Supplementary Materials
APPENDIX S1. The results of the random forest parameters. (A) The parameter mtry is equal to 4. (B) The dot plot shows the features and their importance; more important features have a higher MeanDecreaseGini value. (C) Determination of the ntree value for building the random forest model. The x‐axis shows the number of trees (ntree). The position where the decreased trend of lines becomes flat is ideal, thus the parameter ntree is equal to 100.
APPENDIX S2. Flow chart of the generation of the receiver operating characteristic (ROC) curve.
APPENDIX S3. Confusion matrices for all samples.
APPENDIX S4. The receiver operating characteristic (ROC) curves for the predictions of the known miRNAs from Arabidopsis thaliana using six software tools. (A–F) ROC curves for samples SRR1312888 (A), SRR1312898 (B), SRR1312896 (C), SRR1312899 (D), SRR1312897 (E), and SRR1312900 (F). The number of known miRNAs predicted by mirnovo and mirdeep2 in A. thaliana is too small to draw the corresponding ROC curve, thus those results are not shown here.
APPENDIX S5. The receiver operating characteristic (ROC) curves for the predictions of the known miRNAs from Oryza sativa by the eight software tools evaluated. (A–D) ROC curves for samples SRR1849766 (A), SRR1849769 (B), SRR1849767 (C), and SRR1849770 (D).
APPENDIX S6. The receiver operating characteristic (ROC) curves for the predictions of the known miRNAs from Zea mays by the eight software tools evaluated. (A–F) ROC curves for samples SRR6939406 (A), SRR6939401 (B), SRR6939403 (C), SRR6939402 (D), SRR6939404 (E), and SRR6939409 (F).

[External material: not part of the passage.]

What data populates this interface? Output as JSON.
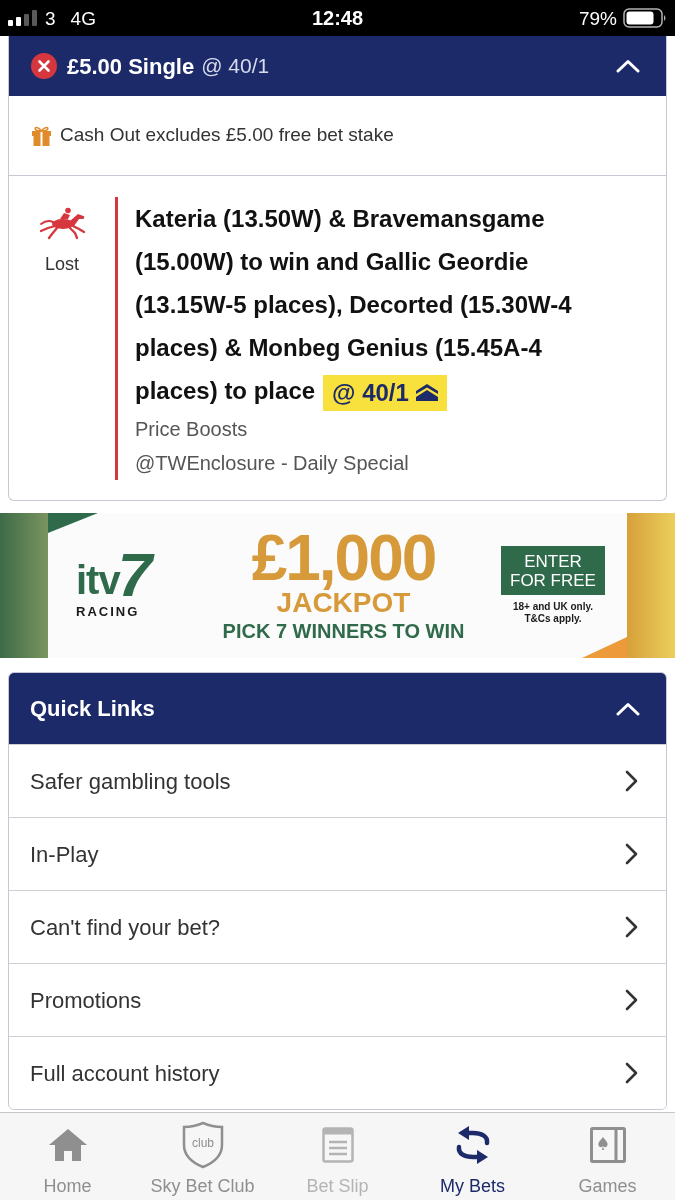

APPENDIX S7. The receiver operating characteristic (ROC) curves for the predictions of the known miRNAs from Triticum aestivum by three software tools.
APPENDIX S8. The receiver operating characteristic (ROC) curves following the combination of the known Zea mays miRNAs predicted by the eight software tools and the mature miRNA sequences from miRBase. (A–F) ROC curves for samples SRR6939406 (A), SRR6939401 (B), SRR6939403 (C), SRR6939402 (D), SRR6939404 (E), and SRR6939409 (F).
Data Availability Statement
All the sRNA data sets, generated using the Illumina platform (Illumina, San Diego, California, USA), were downloaded from the National Center for Biotechnology Information (NCBI) Gene Expression Omnibus (https://www.ncbi.nlm.nih.gov/geo/). The Arabidopsis thaliana sRNA‐Seq data sets were generated from 12‐ to 13‐d‐old seedlings (SRR1312888, SRR1312896, SRR1312897, SRR1312898, SRR1312899, and SRR1312900) (Yu et al., 2017); the Oryza sativa sRNA‐Seq data sets were generated from 15‐d‐old leaves (SRR1849765, SRR1849766, SRR1849767, SRR1849768, SRR1849769, and SRR1849760) (Baldrich et al., 2015); the Zea mays sRNA‐Seq data sets were generated from mature leaves (leaf 7; SRR6939401, SRR6939402, SRR6939403, SRR6939404, SRR6939406, and SRR6939409) (Minow et al., 2018); and the Triticum aestivum sRNA‐Seq data were generated from flower spikes (SRR5461176 and SRR5461177) (Feng et al., 2017).